Tornando invece alla crisi finanziaria futura, che io ho definito in contraddizione con la convinzione per cui domanda e offerta si incontrano e tendono all'equilibrio.
veramente non ci leggo cosa dici, pur comunque avendo le mie critiche sull'assunto domanda/offerta.
io vedo piu' il semplice problema di dover creare liquidita' al momento di una recessione.
Provo a spiegare perché il problema non è dover creare liquidità, anzi è averne troppa (come per altro dice lo stesso articolo esplicitamente):
cosa significa che il rendimento dei titoli è negativo e che le banche stanno chiedendo la remunerazione sui depositi?

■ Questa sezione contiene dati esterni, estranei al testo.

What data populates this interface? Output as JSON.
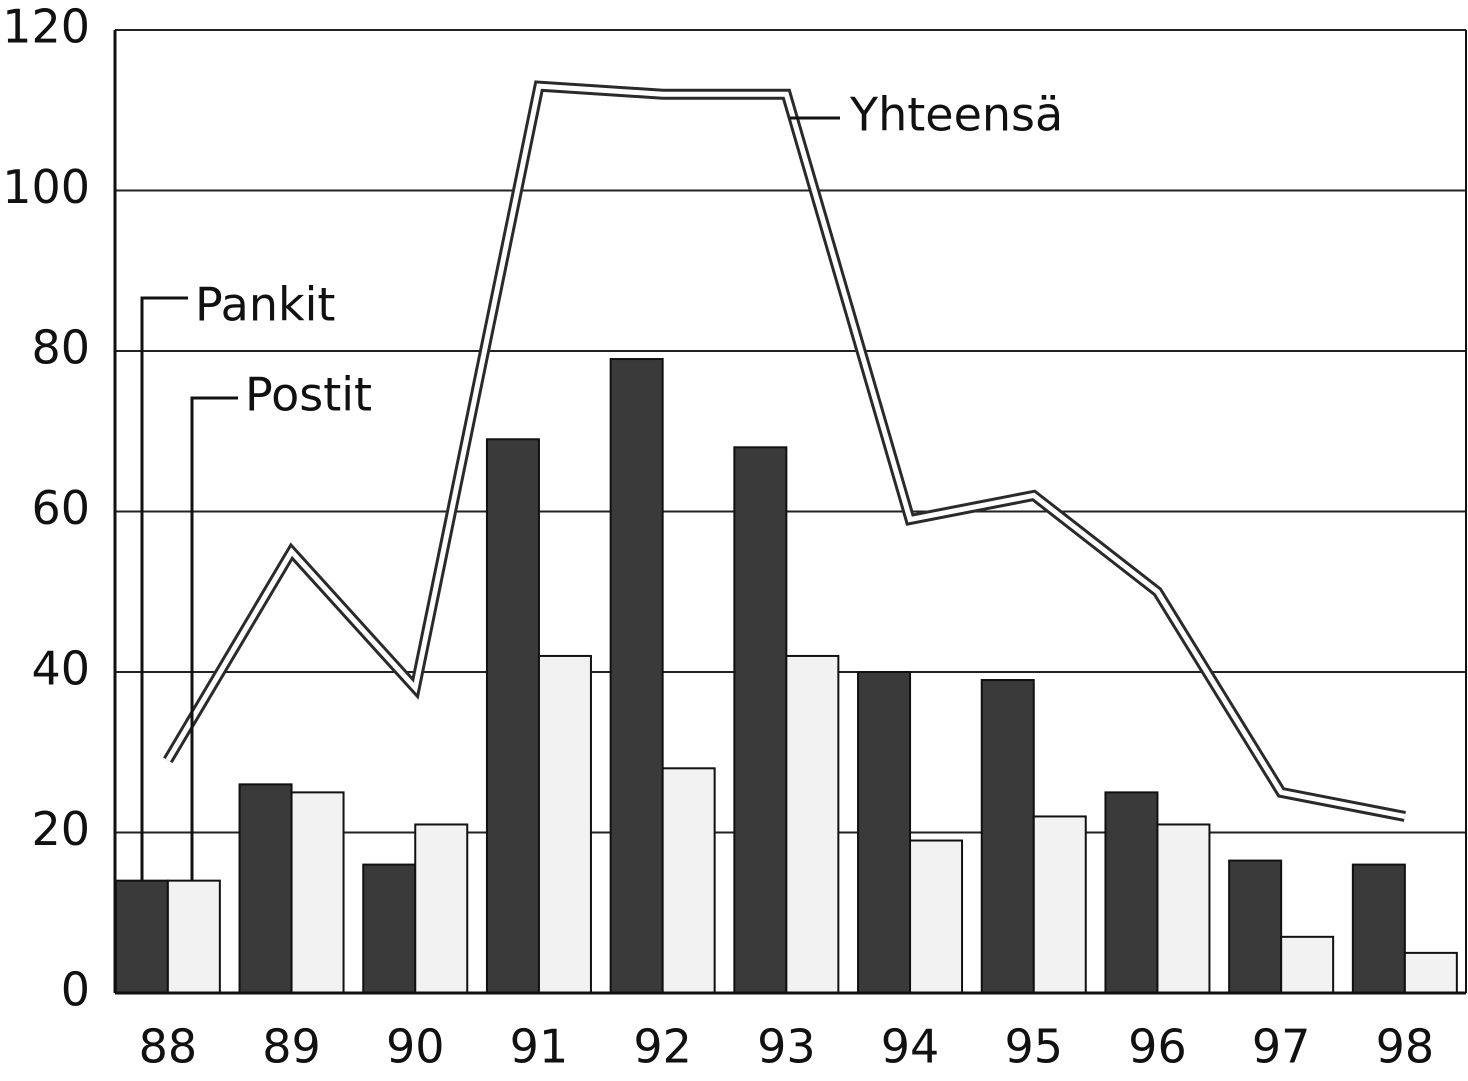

Che la richiesta di denaro affinché diventi capitale (ossia vengo investito) è molto bassa, il denaro ristagna negli istituti bancari e perde progressivamente di valore.
Ma perché la richiesta di denaro è bassa? perchè resta bassa, strutturalmente, la redditività degli investimenti (ovviamente su un piano generale, non significa che non esistano in assoluto settori redditivi, ma occorre considerare che quelli sono già saturati dagli operatori presenti o tendono molto velocemente ad esserlo).
Quindi il problema che abbiamo non è quello di avere poche risorse a disposizione, ma di averne troppe e non sapere che farcene. E' come se avessimo tonnellate di prodotti deperibili in frigo ma le tirassimo fuori solo per sfamare chi può pagarcele (l'investimento redditizio). Fuori dalla cucina possono pure esserci milioni di affamati ma se non possono pagare quei cibi pian piano si rovineranno, valendo sempre meno.
Le banche centrali abbassano il costo del prestito, il vantaggio di tenerle in frigo, per favorirne la circolazione, per favorire gli investimenti, ma niente da fare.
A questo punto chi detiene quelle risorse, pur di non farle deperire, torna a rivolgersi alla finanza, con il rischio (ormai certo) di una prossima bolla speculativa e quindi di una nuova mazzata su istituti di credito e, in seconda battuta, sui conti pubblici.
Perché lego tutto questo a domanda e offerta?
Perché questa situazione ci segnala che la massimizzazione del profitto ha portato, come i campanelli finanziari ci segnalano, esattamente all'opposto dell'incontro tra domanda e offerta della novella utilitarista: infatti per massimizzare i profitti si sono contratti il più possibile i salari e al contempo si è allargata la base produttiva per mezzo di tecnologia ed organizzazione del lavoro (economie di scala).
Quindi si è contratta la domanda e allargata immensamente l'offerta.
Questo porta sì a costi più bassi e guadagni unitari più alti, ma sul piano generale macroeconomico porta a crisi di sovrapproduzione sempre più ampie e che non riescono più ad essere contenute tramite lo strumento finanziario. Domanda e offerta si allontanano e la prima non riesce assolutamente a star dietro alla seconda, dando vita ad un circolo vizioso potenzialmente esplosivo.
Per questo, come ci racconta Jimmy, oggi parte importante del capitalismo globale si butta a pesce sulla green economy: perché vede in essa un branco di affamati in grado di pagare il cibo del frigo in deperimento. Ossia una serie di investimenti finalmente redditizi su cui buttare i miliardi di dollari/euro altrimenti fermi negli istituti di credito.
Se questo può essere vero nel breve periodo, non lo è nel lungo a meno che non si immagini la green economy come una vera e propria rivoluzione industriale, poiché solo fenomeni di tali dimensioni (assieme alle guerre mondiali) sono riusciti a dare lo stimolo necessario a far ripartire la macchina ingolfata.
TUTTI i campanelli finanziari parlano di questo problema strutturale del capitalismo.
Che può essere tamponato accorciando i cicli di vita dei prodotti, inventando un'economia fittizia che è dieci volte il pil mondiale (i mercati finanziari), anticipando i consumi di anni e anni (credito), ma che niente di tutto questo riesce a risolvere.
I problemi strutturali del capitalismo non possono essere risolti dal capitalismo stesso. Questa importante affermazione dimostrata scientificamente da Marx ancora nessuna dottrina economica è riuscita a smentirla.